The Spark

the Voice of
The Communist League of Revolutionary Workers–Internationalist

“The emancipation of the working class will only be achieved by the working class itself.”
— Karl Marx

Racism Widens Gap in Family Wealth

May 13, 2013

According to an Urban Institute study based on government data, the gap in the amount of wealth owned by families has widened significantly between white families and Black and Hispanic families during these years of recession, beginning in 2005. By “wealth” the study means assets held by families (savings, homes, and retirement accounts, minus debt–like mortgages and credit card balances).

They point out that while millions lost wealth during this period, the rate of loss of wealth for Black and Hispanic families was greater by far than the loss of wealth by white families. While the income gap between white families and Black and Hispanic families remained stable, with white families earning $2 for every dollar earned by Black and Hispanic families, the gap in actual wealth held by the families increased dramatically. Before the recession, white families held up to four times as much wealth as Black and Hispanic families. By 2010, it was up to six times as much.

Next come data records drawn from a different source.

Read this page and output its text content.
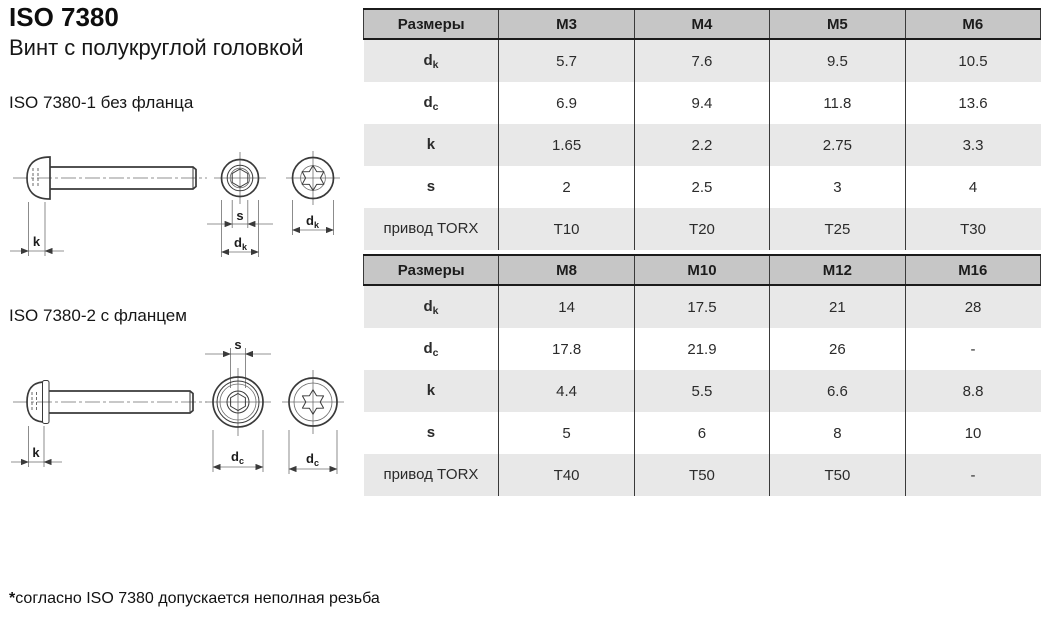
ISO 7380
Винт с полукруглой головкой
ISO 7380-1 без фланца
ISO 7380-2 с фланцем
k
s
$d_k$
$d_k$
k
s
$d_c$	$d_c$
Размеры	M3	M4	M5	M6
$d_k$	5.7	7.6	9.5	10.5
$d_c$	6.9	9.4	11.8	13.6
k	1.65	2.2	2.75	3.3
s	2	2.5	3	4
привод TORX	T10	T20	T25	T30
Размеры	M8	M10	M12	M16
$d_k$	14	17.5	21	28
$d_c$	17.8	21.9	26	-
k	4.4	5.5	6.6	8.8
s	5	6	8	10
привод TORX	T40	T50	T50	-
*согласно ISO 7380 допускается неполная резьба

The study cited two main reasons for this dramatic increase in what is called the “racial wealth gap.” The first cause cited is the disproportionately high loss of homes by black and Hispanic families–they were targeted and preyed upon by the banks for subprime or predatory loans at twice the rate of the overall population.

The second cause was the loss of retirement savings, which for black families shrank by 35 percent between 2007 and 2010.

In total, the study reports that Hispanic families lost 44 percent of their wealth between 2007 and 2010 while black families lost 31 percent. White families lost, by comparison, 11 percent.

Of course, these broad categories of white, black and Hispanic do not differentiate between classes–upper, middle class or working class. The figures are based on averages that include the extremely wealthy as well as the very poor, and the incomes and wealth of upper class whites with millions and billions of dollars skew the picture of family wealth of white working class families. Even with that in mind, according to the research, the trends remain the same. Lower earnings and higher unemployment rates have left black and Hispanic families with much less of a safety net to protect against having to spend accumulated savings like 401(k) funds to survive day-to-day.

The worst indictment of all: the authors of the study concluded that we are seeing the result of institutional racism that has diminished wealth for black families in the U.S. for more than 70 years; that is, for as long as it has been recorded and measured.

For those who claim the system works or that the recession is getting better and turning into a recovery, this study is the ultimate indictment. A system that generates this horrific institutional racism should have been buried long ago.